• Gloucestershire Hospitals Foundation Trust moved out of special measures
  • Trust spent two years in financial special measures after damning report into financial governance
  • Trust ran underlying deficit for years before it was revealed

A hospital trust has moved out of financial special measures, two years after it revealed a large, unexplained deficit.

Gloucester Hospitals Foundation Trust was last week moved out of the financial special measures designation by NHS Improvement, which said the trust’s financial governance had improved.

The £509m-turnover organisation was placed into the most severe category by the regulator in October 2016, shortly after its finance director Helen Simpson and chief executive Frank Harsent left.

The board has been substantially overhauled since then, with a new chief executive, finance director, chief operating officer and the replacement of all non-executive directors.

The trust reported surpluses in 2014-15 and 2015-16. But, in March 2016, it had to ask for a loan from the Department of Health, followed by distressed provider funding in September 2016.

The trust’s 2016-17 position moved from a predicted surplus of £5.6m to a deficit of £18m. Analysis from an accountancy firm later revealed the trust had actually been running deficits of more than £14m in both these years.
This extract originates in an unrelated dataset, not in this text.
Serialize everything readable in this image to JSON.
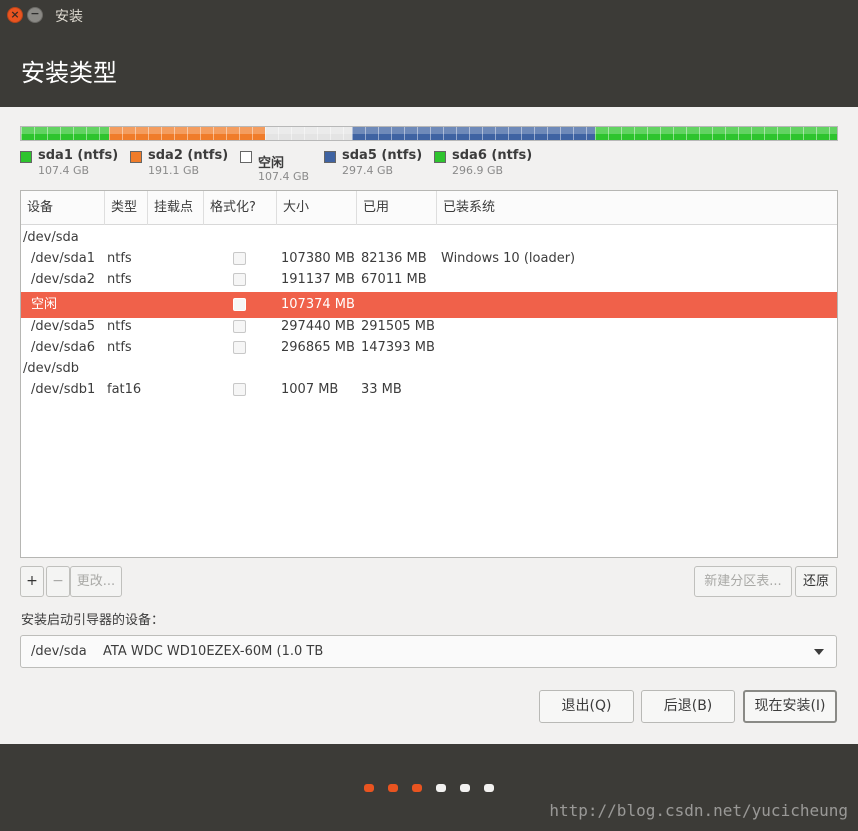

A summary of a report from Deloitte, ordered by the regulators, said: “It became increasingly apparent to board members in the course of 2016 that the trust has an underlying financial issue.

“The extent of the underlying problem has apparently come as a surprise to a number of current and former board members.”

Deloitte added: “We have received a number of accounts in relation to [financial] accounts in relation to reports being refined by the former FD or senior members of the finance team prior to them being presented to board or committees, with these changes motivated by a desire to present a positive picture to the board.”

It also said Dr Harsent had “managed the information shared with non-executive directors and actively curtailed NED challenge”.

Even then, the board should have been able to spot signs the situation was not as rosy as presented, the report said.

“There were a host of indicators in financial reports for the duration of our review period… including: significant swings in divisional performance; non-recurrent delivery of cost improvement programmes; overspend on agency costs; a consistently low cash level; and deterioration in the Better Payment Practice Code”, it said.

The BPPC says trusts should pay 95 per cent of their suppliers within 30 days. The trust’s performance fell from 95 per cent to 39 per cent over an 18-month period.

Deloitte’s report continued: “A number of incorrect accounting adjustments were also made, all of which made the reported position more favourable. The former finance director had overall responsibility for these actions.”

A new finance director, Sarah Stansfield, was appointed in June this year, after two years as director of operational finance.

The trust is now predicting a deficit of £22.7m, £3.8m worse than its control total for 2018-19.

NHSI’s deputy chief executive Stephen Hay said in a statement: “This reflects the hard work of all staff – from board level right through to the front-line clinical staff and support teams – to really address the underlying financial issues of the organisation.

“There is still more to do, but we are confident the trust has the capability to continue to deliver its plan and work towards financial balance, as well as delivering high quality care for local patients.”

Trust chair Peter Lachecki said: “This is a significant achievement and the board would like to thank all of our staff who have helped to embed a culture of robust financial management whilst continuing to deliver increasingly high quality and sustainable patient services.”